The bigger threat to VMware may come from

Microsoft

(MSFT) - Get Report

, which won't release its hypervisor Viridian until the second half of 2008. The virtualization software will be added to the next upgrade of Windows Server. But it will be within the Windows operating system, as opposed to being installed on naked hardware without an operating system as VMware's hypervisor can be. Operating systems add cost and complexity to a box.

But VMware is a threat to Microsoft, too. And the Redmond, Wash., software giant is wary about the field of virtualization.

The technology throws the revenue model for all traditional software vendors into question, according to Greene. For developers, the issue is how to charge for multiple uses of their software on the same physical machine and virtual machines. Companies like Microsoft are working on it, Greene said, "but they are moving very carefully because it can have huge repercussions on their revenue."

Customers are realizing the ability to virtualize on a single machine is "just a tiny piece of what virtualization can do for you," Greene said. To achieve real reductions in capex and op-ex, companies need virtualization infrastructure: all the management bells and whistles controlling a data center full of servers, she said.

VMware is still adding to that infrastructure software, making virtualization management more "plug and play."
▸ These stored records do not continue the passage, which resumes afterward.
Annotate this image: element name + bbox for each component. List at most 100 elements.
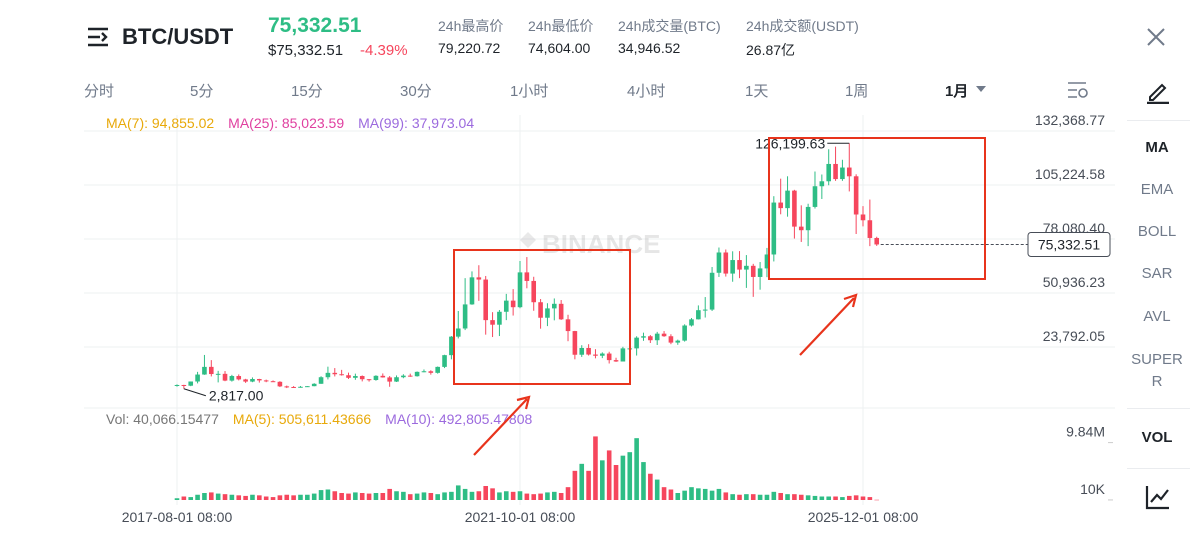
volume-bar	[483, 486, 488, 500]
y-tick-label: 132,368.77	[1035, 112, 1105, 128]
indicator[interactable]: SUPER R	[1131, 351, 1183, 390]
menu-icon[interactable]	[86, 26, 114, 48]
candle-body	[442, 355, 447, 367]
volume-bar	[332, 491, 338, 500]
candle-body	[174, 384, 180, 386]
interval-tab[interactable]: 4小时	[627, 83, 666, 100]
candle-body	[744, 265, 749, 270]
candle-body	[757, 268, 763, 277]
candle-body	[689, 319, 694, 326]
divider	[1127, 120, 1190, 121]
candle-body	[668, 336, 674, 343]
candle-body	[531, 280, 537, 303]
usd-price: $75,332.51	[268, 42, 344, 59]
volume-bar	[435, 494, 440, 500]
indicator[interactable]: MA	[1145, 139, 1169, 156]
volume-bar	[716, 488, 722, 500]
interval-tab[interactable]: 1周	[845, 83, 869, 100]
candle-body	[860, 214, 866, 221]
x-tick-label: 2025-12-01 08:00	[808, 509, 919, 525]
interval-tab[interactable]: 分时	[84, 83, 115, 100]
chart-type-icon[interactable]	[1145, 484, 1171, 510]
volume-bar	[291, 495, 296, 500]
volume-bar	[648, 473, 653, 500]
candle-body	[359, 376, 365, 380]
candle-body	[702, 309, 708, 311]
x-tick-label: 2021-10-01 08:00	[465, 509, 576, 525]
volume-bar	[373, 493, 379, 500]
candle-body	[545, 308, 550, 318]
volume-bar	[750, 494, 756, 500]
indicator[interactable]: AVL	[1143, 308, 1171, 325]
indicator[interactable]: SAR	[1141, 265, 1173, 282]
candle-body	[826, 163, 831, 182]
volume-bar	[545, 492, 550, 500]
volume-bar	[538, 493, 543, 500]
interval-tab-active[interactable]: 1月	[945, 83, 969, 100]
candle-body	[366, 379, 372, 381]
candle-body	[510, 300, 516, 308]
draw-tool-icon[interactable]	[1145, 80, 1171, 104]
interval-tab[interactable]: 5分	[190, 83, 214, 100]
volume-bar	[833, 496, 838, 500]
volume-bar	[620, 455, 626, 500]
volume-bar	[346, 493, 351, 500]
stat-label: 24h成交额(USDT)	[746, 18, 859, 34]
indicator[interactable]: EMA	[1140, 181, 1174, 198]
volume-bar	[682, 490, 687, 500]
interval-tab[interactable]: 30分	[400, 83, 432, 100]
vol-legend: MA(5): 505,611.43666	[233, 411, 371, 427]
volume-bar	[236, 495, 242, 500]
candle-body	[867, 220, 873, 238]
candle-body	[565, 319, 571, 332]
interval-tab[interactable]: 15分	[291, 83, 323, 100]
indicator[interactable]: BOLL	[1137, 223, 1177, 240]
candle-body	[401, 375, 406, 378]
volume-bar	[380, 493, 386, 500]
x-tick-label: 2017-08-01 08:00	[122, 509, 233, 525]
volume-bar	[250, 494, 255, 500]
volume-bar	[298, 494, 303, 500]
settings-icon[interactable]	[1066, 80, 1090, 100]
y-tick-label: 105,224.58	[1035, 166, 1105, 182]
volume-bar	[531, 494, 537, 500]
candle-body	[661, 333, 667, 337]
candle-body	[586, 347, 591, 355]
arrow	[473, 395, 531, 456]
volume-bar	[798, 494, 804, 500]
volume-bar	[641, 462, 646, 500]
candle-body	[195, 374, 200, 382]
volume-bar	[600, 460, 605, 500]
candle-body	[435, 366, 440, 373]
volume-bar	[407, 494, 413, 500]
stat-label: 24h最高价	[438, 18, 504, 34]
volume-bar	[757, 494, 763, 500]
volume-bar	[819, 496, 825, 500]
volume-bar	[874, 499, 880, 501]
candle-body	[332, 372, 338, 375]
dropdown-arrow[interactable]	[975, 85, 987, 93]
candle-body	[696, 310, 701, 320]
stat-value: 34,946.52	[618, 40, 681, 56]
volume-bar	[490, 488, 495, 500]
candle-body	[682, 325, 687, 341]
volume-bar	[229, 494, 235, 500]
highlight-box	[453, 249, 631, 385]
candle-body	[257, 379, 262, 381]
min-label: 2,817.00	[209, 388, 264, 404]
volume-bar	[689, 487, 694, 500]
watermark-logo	[520, 232, 536, 248]
candle-body	[654, 333, 660, 341]
volume-bar	[174, 498, 180, 500]
volume-bar	[737, 494, 742, 500]
volume-bar	[572, 470, 578, 500]
volume-bar	[222, 494, 228, 500]
interval-tab[interactable]: 1天	[745, 83, 769, 100]
indicator[interactable]: VOL	[1141, 429, 1173, 446]
close-button[interactable]	[1146, 27, 1166, 47]
volume-bar	[785, 494, 790, 500]
interval-tab[interactable]: 1小时	[510, 83, 549, 100]
candle-body	[449, 336, 454, 356]
candle-body	[380, 375, 386, 378]
candle-body	[284, 386, 290, 388]
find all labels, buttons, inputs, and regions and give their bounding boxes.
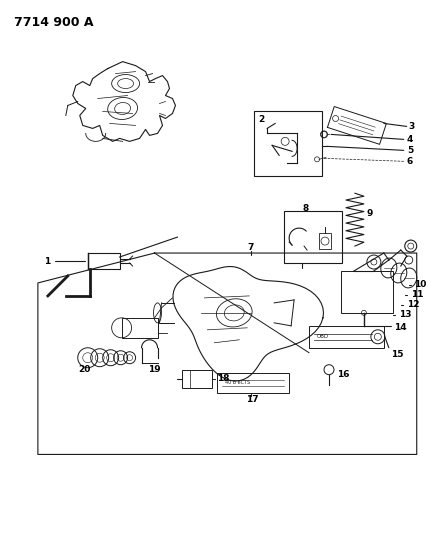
- Text: 40 B eCTS: 40 B eCTS: [225, 380, 250, 385]
- Bar: [319, 233, 331, 249]
- Bar: [341, 271, 393, 313]
- Text: 18: 18: [217, 374, 230, 383]
- Text: OBD: OBD: [317, 334, 329, 340]
- Text: 4: 4: [407, 135, 413, 144]
- Text: 1: 1: [44, 256, 50, 265]
- Text: 13: 13: [399, 310, 411, 319]
- Text: 3: 3: [409, 122, 415, 131]
- Text: 14: 14: [394, 324, 407, 332]
- Text: 10: 10: [414, 280, 426, 289]
- Text: 6: 6: [407, 157, 413, 166]
- Bar: [309, 326, 384, 348]
- Bar: [284, 211, 342, 263]
- Text: 17: 17: [246, 395, 259, 404]
- Bar: [182, 370, 212, 387]
- Text: 9: 9: [367, 208, 373, 217]
- Text: 16: 16: [337, 370, 350, 379]
- Text: 11: 11: [411, 290, 423, 300]
- Text: 8: 8: [302, 204, 308, 213]
- Text: 5: 5: [407, 146, 413, 155]
- Text: 7714 900 A: 7714 900 A: [14, 16, 93, 29]
- Bar: [254, 111, 322, 176]
- Text: 7: 7: [247, 243, 254, 252]
- Bar: [217, 373, 289, 393]
- Text: 2: 2: [258, 116, 265, 125]
- Text: 15: 15: [391, 350, 403, 359]
- Text: 12: 12: [407, 301, 419, 309]
- Bar: [122, 318, 158, 338]
- Bar: [88, 253, 120, 269]
- Text: 19: 19: [148, 365, 160, 374]
- Text: 20: 20: [78, 365, 90, 374]
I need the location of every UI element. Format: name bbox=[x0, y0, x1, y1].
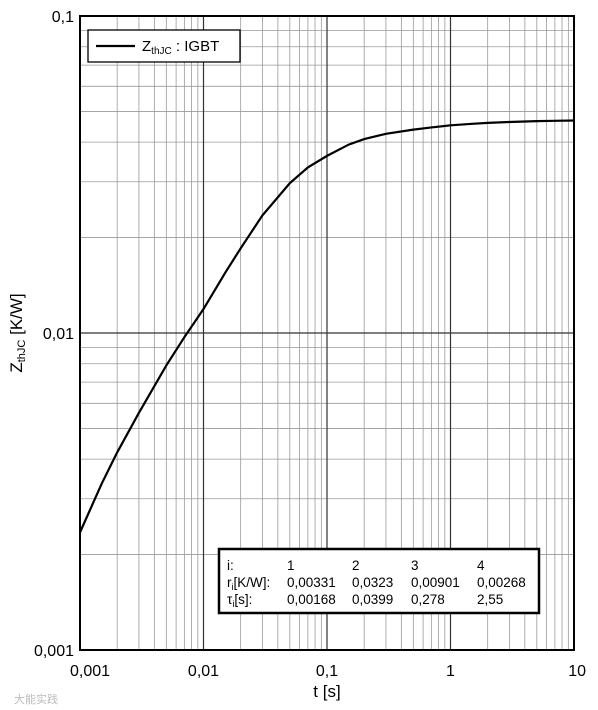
table-cell: 0,00168 bbox=[287, 592, 336, 607]
x-axis-label: t [s] bbox=[313, 682, 340, 701]
table-header-cell: 1 bbox=[287, 558, 295, 573]
table-cell: 0,00331 bbox=[287, 575, 336, 590]
legend-label: ZthJC : IGBT bbox=[142, 38, 219, 57]
x-tick-labels: 0,001 0,01 0,1 1 10 bbox=[70, 663, 586, 680]
x-tick-label: 0,01 bbox=[188, 663, 219, 680]
y-tick-label: 0,001 bbox=[34, 643, 74, 660]
table-cell: 0,0399 bbox=[352, 592, 393, 607]
major-grid bbox=[80, 16, 574, 650]
y-tick-label: 0,01 bbox=[43, 326, 74, 343]
table-cell: 0,278 bbox=[411, 592, 445, 607]
table-box bbox=[217, 547, 541, 615]
table-row-label: ri[K/W]: bbox=[227, 575, 270, 592]
table-cell: 0,00901 bbox=[411, 575, 460, 590]
y-tick-label: 0,1 bbox=[52, 9, 74, 26]
table-row-label: τi[s]: bbox=[227, 592, 252, 609]
table-body: ri[K/W]: 0,00331 0,0323 0,00901 0,00268 τi[s]… bbox=[227, 575, 526, 609]
zthjc-igbt-curve bbox=[78, 119, 575, 533]
table-cell: 0,00268 bbox=[477, 575, 526, 590]
table-cell: 2,55 bbox=[477, 592, 503, 607]
legend: ZthJC : IGBT bbox=[87, 29, 241, 63]
table-header-row: i: 1 2 3 4 bbox=[227, 558, 485, 573]
x-tick-label: 0,1 bbox=[316, 663, 338, 680]
table-cell: 0,0323 bbox=[352, 575, 393, 590]
x-tick-label: 1 bbox=[446, 663, 455, 680]
table-header-cell: i: bbox=[227, 558, 234, 573]
watermark: 大能实践 bbox=[14, 692, 58, 706]
x-tick-label: 10 bbox=[568, 663, 586, 680]
y-tick-labels: 0,001 0,01 0,1 bbox=[34, 9, 74, 660]
y-axis-label: ZthJC [K/W] bbox=[7, 293, 28, 372]
rth-tau-table: i: 1 2 3 4 ri[K/W]: 0,00331 0,0323 0,00901 0,002… bbox=[217, 547, 541, 615]
table-header-cell: 4 bbox=[477, 558, 485, 573]
x-tick-label: 0,001 bbox=[70, 663, 110, 680]
plot-frame bbox=[79, 15, 575, 651]
table-header-cell: 2 bbox=[352, 558, 360, 573]
table-header-cell: 3 bbox=[411, 558, 419, 573]
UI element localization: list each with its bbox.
VMware's hardware partners, such as

Hewlett-Packard

(HPQ) - Get Report

and Dell, plan to sell servers with embedded VMware hypervisors. "And most servers do not come with an operating system installed on them," Greene said.

"We work with

Microsoft because we're the best way to deliver Microsoft applications and run Windows today," Greene said. But the Microsoft approach installing virtualization on top of Windows will not be a long-term solution, she predicted. Start-ups are moving toward developing virtual appliances -- software programs that come with their own mini operating systems.

Its those developments, not Dell's purchase of a hardware maker, that should ultimately determine VMware's market-leading stamina.